I consoled her breezily on the motives of men. She seemed intrigued, even though I was basically just offering fish-in-the-sea platitudes. I was probably more flattered by her attention than she was by mine. The conversation turned to cocaine, specifically its long-term effects—a subject on which I was presumed to be omniscient. I told her not to worry. “Look at Stevie Nicks and Mick Fleetwood,” I said. “They were major cokeheads for many years. And now they’re fine. Eventually you quit, and any damage reverses itself.” This was my pat answer. I’d deploy it occasionally, citing Fleetwood Mac because they’d supposedly ripped a shit-ton of blow and were old now and clearly not dead. While on the subject, I mentioned the classic Stevie Nicks rumor: that she’d corrupted her nasal passages to the point where her assistant had to blow the coke up her ass. Lydia finished her line, swiped her nose, and turned to me. “Do you wanna blow coke up my ass?”
It was easily the least expected, most thrilling question ever asked of me. (And I realize how sad that is.) I choked out an affirmative. Lydia then peeled her stockings and underwear down to her ankles, turned over on the couch, hiked her skirt, and parted her cheeks. I was supposed to be preparing, I realized, so I quickly grabbed a full baggie and jammed in a straw. I would blow from the other end, obviously, but I was besieged by unknowns. How deep do I go? How hard do I blow? How much is enough? How much is too much? She was waiting, I realized, and the situation was clearly time-sensitive.
I packed the straw about half an inch deep and inserted it carefully, so as not to scratch her. I blew hardish—a gust strong enough, I’d say, to extinguish a few birthday candles. Or to disperse dandelion spores. Lydia didn’t react, so I asked if she was okay. Without looking back, she flashed a thumbs-up. I figured I had a window, so I quickly unbuckled my belt and pushed my jeans halfway down my thighs. Her feet were together, so I just moved in and began sliding my cock up and down the crack of her ass. I wanted to be sure that she was aware of what was about to happen, so, once fully hard, I poked her and made moaning noises. (Assuming the permissibility of this seemed safe enough. It occurred to me later how confounding an objection would’ve been. Wait, what’re you doing? I’m not that type of girl!)

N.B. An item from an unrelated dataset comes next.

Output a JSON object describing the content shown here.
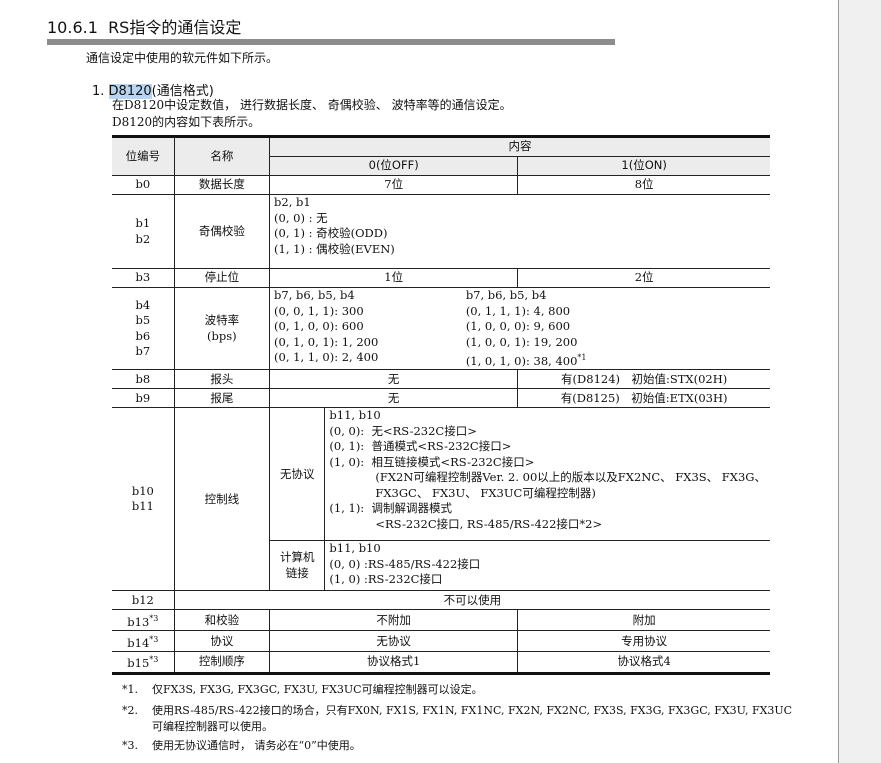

We partied into the morning. I was high, and eager to press on, but we were running low on beer and cigs, so I asked Lydia to sit tight while I run to the store. I’d been in this situation often enough to know how easily the spark can die, so I blazed to the 7/11 on Silver Lake Blvd and Effie. By the time I returned, Lydia was out front, smacking Huff’s window with an open palm. I could hardly believe it. How, this time, had I not left the more lasting impression?